Growing up in Warm Springs, Pitt never thought of herself as an artist. “I never even thought of myself as having a brain,” she says. “In the late ’40s, things were really tough for Indians. We were very poor; prejudice was rampant.” But Pitt was always a free spirit, filled with positive energy. She left for Portland after high school, putting herself through beauty school. “It was great fun,” she recalls. “I found a diverse family, all of us learning how to create with our hands.” When back problems ended that career, Pitt enrolled at Mt. Hood Community College to find another.
Her search ended with the discovery of that potter’s wheel. “I became obsessed,” she remembers. “Life was magic. I couldn’t wait to get to the studio.” When the wheel proved too difficult for her back, she switched to hand-built clay. She learned about raku and other techniques from library books. “I didn’t even know what to create,” she says. She used some masks on the wall as inspiration, not learning until much later that they were Yup’ik, an Arctic tribe.
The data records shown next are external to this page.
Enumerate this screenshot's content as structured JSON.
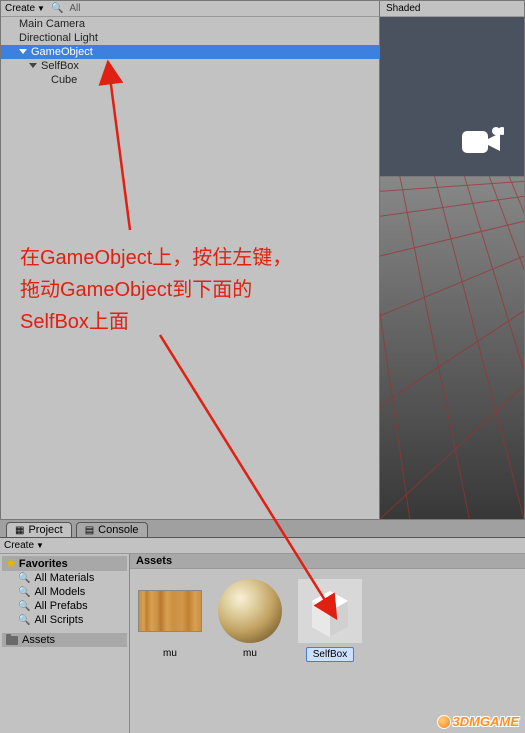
{
  "hierarchy": {
    "create_label": "Create",
    "search_placeholder": "All",
    "items": [
      {
        "label": "Main Camera",
        "level": 1,
        "foldout": false,
        "selected": false
      },
      {
        "label": "Directional Light",
        "level": 1,
        "foldout": false,
        "selected": false
      },
      {
        "label": "GameObject",
        "level": 1,
        "foldout": true,
        "selected": true
      },
      {
        "label": "SelfBox",
        "level": 2,
        "foldout": true,
        "selected": false
      },
      {
        "label": "Cube",
        "level": 3,
        "foldout": false,
        "selected": false
      }
    ]
  },
  "scene": {
    "header_label": "Shaded"
  },
  "tabs": {
    "project": "Project",
    "console": "Console"
  },
  "project": {
    "create_label": "Create",
    "favorites_label": "Favorites",
    "fav_items": [
      {
        "label": "All Materials"
      },
      {
        "label": "All Models"
      },
      {
        "label": "All Prefabs"
      },
      {
        "label": "All Scripts"
      }
    ],
    "assets_folder_label": "Assets",
    "assets_header": "Assets",
    "assets": [
      {
        "label": "mu",
        "kind": "wood",
        "selected": false
      },
      {
        "label": "mu",
        "kind": "sphere",
        "selected": false
      },
      {
        "label": "SelfBox",
        "kind": "cube",
        "selected": true
      }
    ]
  },
  "annotation": {
    "line1": "在GameObject上，按住左键，",
    "line2": "拖动GameObject到下面的",
    "line3": "SelfBox上面"
  },
  "watermark": "3DMGAME"
}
But her talent shone through. At an art show, Pitt had the good fortune to cross paths with famed Navajo artist R.C. Gorman. He not only asked to see Pitt’s work, he purchased two pieces — her very first sale.
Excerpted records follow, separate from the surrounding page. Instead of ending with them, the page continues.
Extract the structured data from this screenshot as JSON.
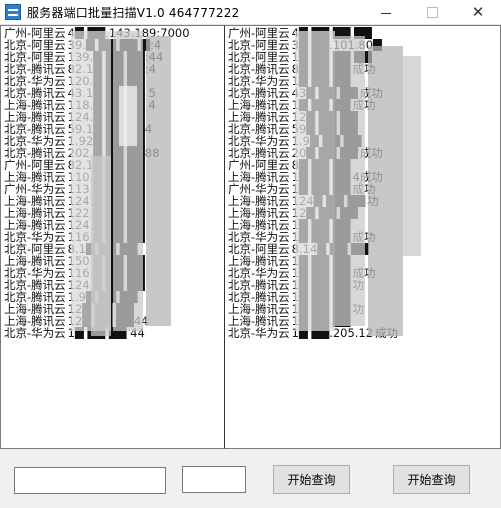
{
  "window": {
    "title": "服务器端口批量扫描V1.0   464777222",
    "controls": {
      "minimize": "",
      "maximize": "",
      "close": "✕"
    }
  },
  "left_list": {
    "rows": [
      {
        "vendor": "广州-阿里云",
        "addr": "4█ ██.143.189:7000",
        "res": ""
      },
      {
        "vendor": "北京-阿里云",
        "addr": "39.█ ██ ██ █:4",
        "res": ""
      },
      {
        "vendor": "北京-阿里云",
        "addr": "139.█ ██ ██:44",
        "res": ""
      },
      {
        "vendor": "北京-腾讯云",
        "addr": "82.1█ ██ ██:4",
        "res": ""
      },
      {
        "vendor": "北京-华为云",
        "addr": "120.█ ██ ██",
        "res": ""
      },
      {
        "vendor": "北京-腾讯云",
        "addr": "43.1█ ██ ██ 5",
        "res": ""
      },
      {
        "vendor": "上海-腾讯云",
        "addr": "118.█ ██ ██ 4",
        "res": ""
      },
      {
        "vendor": "上海-腾讯云",
        "addr": "124.█ ██ ██",
        "res": ""
      },
      {
        "vendor": "北京-腾讯云",
        "addr": "59.1█ ██ ██4",
        "res": ""
      },
      {
        "vendor": "北京-华为云",
        "addr": "1.92█ ██ ██",
        "res": ""
      },
      {
        "vendor": "北京-腾讯云",
        "addr": "202.█ ██ ██88",
        "res": ""
      },
      {
        "vendor": "广州-阿里云",
        "addr": "82.1█ ██ ██",
        "res": ""
      },
      {
        "vendor": "上海-腾讯云",
        "addr": "110.█ ██ ██",
        "res": ""
      },
      {
        "vendor": "广州-华为云",
        "addr": "113.█ ██ ██",
        "res": ""
      },
      {
        "vendor": "上海-腾讯云",
        "addr": "124.█ ██ ██",
        "res": ""
      },
      {
        "vendor": "上海-腾讯云",
        "addr": "122.█ ██ ██",
        "res": ""
      },
      {
        "vendor": "上海-腾讯云",
        "addr": "124.█ ██ ██",
        "res": ""
      },
      {
        "vendor": "北京-华为云",
        "addr": "116.█ ██ ██",
        "res": ""
      },
      {
        "vendor": "北京-阿里云",
        "addr": "8.1█ ██ ██",
        "res": ""
      },
      {
        "vendor": "上海-腾讯云",
        "addr": "150.█ ██ ██",
        "res": ""
      },
      {
        "vendor": "北京-华为云",
        "addr": "116.█ ██ ██",
        "res": ""
      },
      {
        "vendor": "北京-腾讯云",
        "addr": "124.█ ██ ██",
        "res": ""
      },
      {
        "vendor": "北京-腾讯云",
        "addr": "1.9█ ██ ██",
        "res": ""
      },
      {
        "vendor": "上海-腾讯云",
        "addr": "12█ ██ ██",
        "res": ""
      },
      {
        "vendor": "上海-腾讯云",
        "addr": "12█ ██ ██44",
        "res": ""
      },
      {
        "vendor": "北京-华为云",
        "addr": "1█ ██ ██ 44",
        "res": ""
      }
    ]
  },
  "right_list": {
    "rows": [
      {
        "vendor": "广州-阿里云",
        "addr": "4█ ██ ██ ██",
        "res": ""
      },
      {
        "vendor": "北京-阿里云",
        "addr": "3█ ██.101.80█",
        "res": ""
      },
      {
        "vendor": "北京-阿里云",
        "addr": "1█ ██ ██ ██",
        "res": ""
      },
      {
        "vendor": "北京-腾讯云",
        "addr": "8█ ██ ██",
        "res": "成功"
      },
      {
        "vendor": "北京-华为云",
        "addr": "1█ ██ ██",
        "res": ""
      },
      {
        "vendor": "北京-腾讯云",
        "addr": "43█ ██ ██",
        "res": "成功"
      },
      {
        "vendor": "上海-腾讯云",
        "addr": "1█ ██ ██",
        "res": "成功"
      },
      {
        "vendor": "上海-腾讯云",
        "addr": "12█ ██ ██",
        "res": ""
      },
      {
        "vendor": "北京-腾讯云",
        "addr": "59█ ██ ██",
        "res": ""
      },
      {
        "vendor": "北京-华为云",
        "addr": "1.9█ ██ ██",
        "res": ""
      },
      {
        "vendor": "北京-腾讯云",
        "addr": "20█ ██ ██",
        "res": "成功"
      },
      {
        "vendor": "广州-阿里云",
        "addr": "8█ ██ ██",
        "res": ""
      },
      {
        "vendor": "上海-腾讯云",
        "addr": "1█ ██ ██",
        "res": "4成功"
      },
      {
        "vendor": "广州-华为云",
        "addr": "1█ ██ ██",
        "res": "成功"
      },
      {
        "vendor": "上海-腾讯云",
        "addr": "124█ ██ ██",
        "res": "功"
      },
      {
        "vendor": "上海-腾讯云",
        "addr": "12█ ██ ██",
        "res": ""
      },
      {
        "vendor": "上海-腾讯云",
        "addr": "1█ ██ ██",
        "res": ""
      },
      {
        "vendor": "北京-华为云",
        "addr": "1█ ██ ██",
        "res": "成功"
      },
      {
        "vendor": "北京-阿里云",
        "addr": "8.14█ ██ ██",
        "res": ""
      },
      {
        "vendor": "上海-腾讯云",
        "addr": "1█ ██ ██",
        "res": ""
      },
      {
        "vendor": "北京-华为云",
        "addr": "1█ ██ ██",
        "res": "成功"
      },
      {
        "vendor": "北京-腾讯云",
        "addr": "1█ ██ ██",
        "res": "功"
      },
      {
        "vendor": "北京-腾讯云",
        "addr": "1█ ██ ██",
        "res": ""
      },
      {
        "vendor": "上海-腾讯云",
        "addr": "1█ ██ ██",
        "res": "功"
      },
      {
        "vendor": "上海-腾讯云",
        "addr": "1█ ██ ██",
        "res": ""
      },
      {
        "vendor": "北京-华为云",
        "addr": "1█ ██.205.12",
        "res": "成功"
      }
    ]
  },
  "bottom": {
    "input1_value": "",
    "input2_value": "",
    "query_button1": "开始查询",
    "query_button2": "开始查询"
  }
}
Pitt soon was interacting with artists all over the country, and then the world. A visit to the American Southwest introduced her to acclaimed Maori sculptor and painter Darcy Nicholas. At his invitation, she journeyed to New Zealand, traveling the country and meeting other native artists. Then came trips to Fiji, the Marshall Islands, Japan. “It was an amazing education,” Pitt marvels. “These artists all had such strong ethics — so careful, so respectful of their culture and their land.
“My elders had taught me to focus on where I’m from,” she continues, “and there that lesson was, everywhere, with these indigenous people. It changed the way I looked at my own world and the way I approached the clay.”
While raised in Warm Springs, Pitt’s family is directly tied to the banks of the Columbia. “I’m Warm Springs, Wasco and Yakama,” she explains. “It’s a little convoluted. I call myself a river person.”
Both the high desert and the river worlds of Lillian Pitt seem inexorably intertwined in her work. Pine cones and river shells add textures to her clay masks. Her Welcome Gate, part of the Confluence Project, celebrates the Columbia’s role as a tribal trading center, with two cedar canoe panels and cast-glass sculptures of a woman’s face. “The designs became something I could never do with just my two hands,” Pitt explains. “They’re embodying the stories and the land of my people. A 12,000-year ancestry in the Columbia River Gorge is a major, major pull. I just didn’t know it until I was 35 years old.”
Artists and others she’s met are intertwined in her work too. She named a 2016 exhibition in the Museum at Warm Springs “Kindred Spirits” to honor the elders and artists who have mentored her along the way. “Collaborating with others is how these magical things happen,” acknowledges Pitt, speaking from her studio in Portland. “All of my friends help. I’m not a self-made person.”
But she most certainly is an artist.